Blick ins Hirn
Das neue Buch «Brainstorming» widmet sich dem menschlichen Gehirn. Autorin Barbara Schmutz stellt darin 300 hintersinnige und überraschende Fragen zur Denkzentrale und lässt diese von 17 Expertinnen und Experten beantworten.
Text: Roland Grüter
Egal, ob wir alt oder jung sind, gescheit, wissenshungrig oder eher faul: Unser Gehirn ist ein Wunderwerk. Überdies ist es ein Rätsel der Wissenschaft. Denn wie genau die rund 100 Milliarden Nervenzellen in unseren Köpfen mit den mehr als hundert Billionen Synapsen zusammenarbeiten, bleibt ungeklärt. Die meisten Prozesse passieren im Dunkeln. Von den 11 Millionen Bit, die pro Sekunde auf unser Sensorium einwirken, nehmen wir bloss 11 bis 60 Bit bewusst wahr. Entsprechend schwierig ist es, diesen Kosmos zu verstehen. Trotzdem will das Human Brain Project, ein Forschungsprojekt der Europäischen Kommission, die Funktionen des Gehirns mittels Computer simulieren: als ob sich menschliche Eigenschaften wie Humor, Ehrgeiz oder Schlagfertigkeit mit purer Technik abbilden liesse.
Können wir uns klug essen?
Das Hirn umranken nach wie vor zahlreiche Geheimnisse und Vermutungen. Mit Blick darauf kommt selbst Neurowisseschaftler Thomas Südhof zum Schluss: «Wir verstehen weniger als fünf Prozent des Gehirns.» Der gebürtige Deutsche untersucht das Zusammenspiel der Nervenzellen seit Jahrzehnten und erhielt vor sieben Jahren dafür sogar den Nobelpreis für Medizin.

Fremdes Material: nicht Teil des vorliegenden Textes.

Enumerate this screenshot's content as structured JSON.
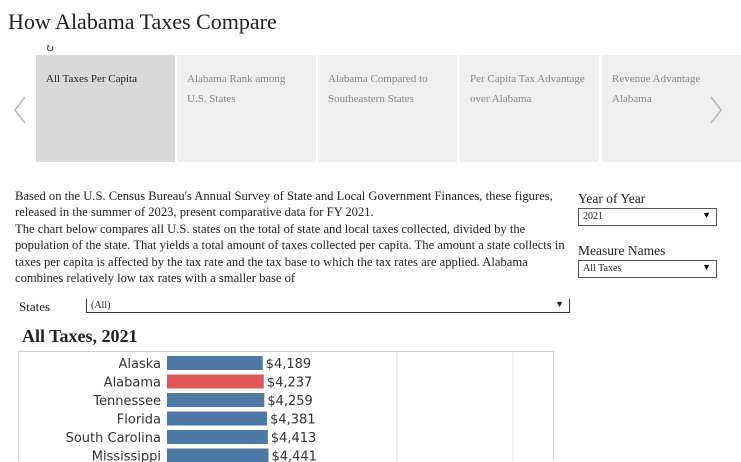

Der erforschte Bereich aber ist höchstspannend. Darauf verweist das neu erschienene Buch «Brainstorming», in dem die Schweizer Autorin Barbara Schmutz 300 grosse und kleine Fragen zu diesem Mysterium zusammengestellt hat – und diese von 17 Neurowissenschaftlerinnen und -wissenschaftler beantworten lässt. Wie funktioniert das Gedächtnis? Ist Geist und Gehirn dasselbe? Ist der Darm das zweite Gehirn des Menschen? Was genau ist ein Gedankenblitz? Können wir uns klug essen? Macht das Hirn im Schlaf ebenfalls Pause? Ist es verantwortlich für psychische Krankheiten und wie reagiert es auf Drogen?
Die Antworten, die Barbara Schmutz zusammentrug, eröffnen spannende Einblicke in Diskussionen um aktuelle Themen: zu künstlicher Intelligenz, chronischem Schmerz, Gedächtnis, Epigenetik, Demenz, etc. Die aufgelisteten Fakten reichen weit über die Anatomie und das bekannte Leistungsprofil unserer Denkzentrale hinaus. Denn diese regelt auch manche Bereiche, die wir dem Hirn gemeinhin absprechen. Die rechte Hälfte soll beispielsweise unser Bauchgefühl prägen, und sogar in Liebesfragen soll uns das Organ leiten, also darüber entscheiden, wen wir mögen und wen weniger.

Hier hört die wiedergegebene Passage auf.